Ce soir, nous prenons la parole pour appuyer le projet de loi S-6, qui incorpore à la loi les modifications bijuridiques que nous avons apportées à l'accord-cadre.
Permettez-moi de vous expliquer un peu pourquoi nous appuyons le projet de loi S-6. Je vous ferai aussi un petit rappel historique
Lorsque les 14 Premières nations ont signé avec le Canada l'accord-cadre sous forme d'un accord de gouvernement à gouvernement en 1996, seuls les 14 signataires pouvaient saisir l'occasion de gérer leurs terres selon les modalités de l'accord-cadre qui, à l'époque, ne visait pas les autres Premières nations. Voilà pourquoi l'accord-cadre n'exprimait que des concepts de common law.

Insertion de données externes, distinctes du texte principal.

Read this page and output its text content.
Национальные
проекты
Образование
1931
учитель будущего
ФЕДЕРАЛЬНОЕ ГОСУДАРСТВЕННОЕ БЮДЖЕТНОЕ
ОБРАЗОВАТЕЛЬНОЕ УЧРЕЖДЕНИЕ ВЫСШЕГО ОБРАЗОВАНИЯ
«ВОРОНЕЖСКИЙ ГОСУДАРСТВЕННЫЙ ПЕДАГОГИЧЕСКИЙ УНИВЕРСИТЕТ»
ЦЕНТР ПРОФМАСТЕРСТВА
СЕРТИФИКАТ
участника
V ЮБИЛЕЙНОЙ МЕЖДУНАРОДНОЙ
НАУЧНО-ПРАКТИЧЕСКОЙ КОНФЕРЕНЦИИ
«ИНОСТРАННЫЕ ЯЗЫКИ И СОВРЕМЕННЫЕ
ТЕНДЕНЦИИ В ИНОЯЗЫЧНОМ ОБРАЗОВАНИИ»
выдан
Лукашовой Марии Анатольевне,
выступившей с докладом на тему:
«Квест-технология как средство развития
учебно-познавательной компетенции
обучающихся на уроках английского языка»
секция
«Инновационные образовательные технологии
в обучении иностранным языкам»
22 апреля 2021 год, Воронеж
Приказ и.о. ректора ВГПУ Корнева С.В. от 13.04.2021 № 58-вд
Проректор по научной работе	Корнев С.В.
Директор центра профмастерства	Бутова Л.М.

Aucune Première nation du Québec ne figurait parmi les 14 signataires initiaux. Tant et aussi longtemps que sa portée était réservée au groupe initial, l'accord-cadre ne pouvait s'appliquer à aucune Première nation du Québec ou de toute autre province ne faisant pas partie des signataires initiaux de l'accord.
L'accord-cadre a évolué au fil des ans. Entre 1996 et 1999, les chefs l'ont modifié à deux reprises et trois Premières nations — dont la mienne — l'ont ratifié par une approbation communautaire de leurs propres codes fonciers.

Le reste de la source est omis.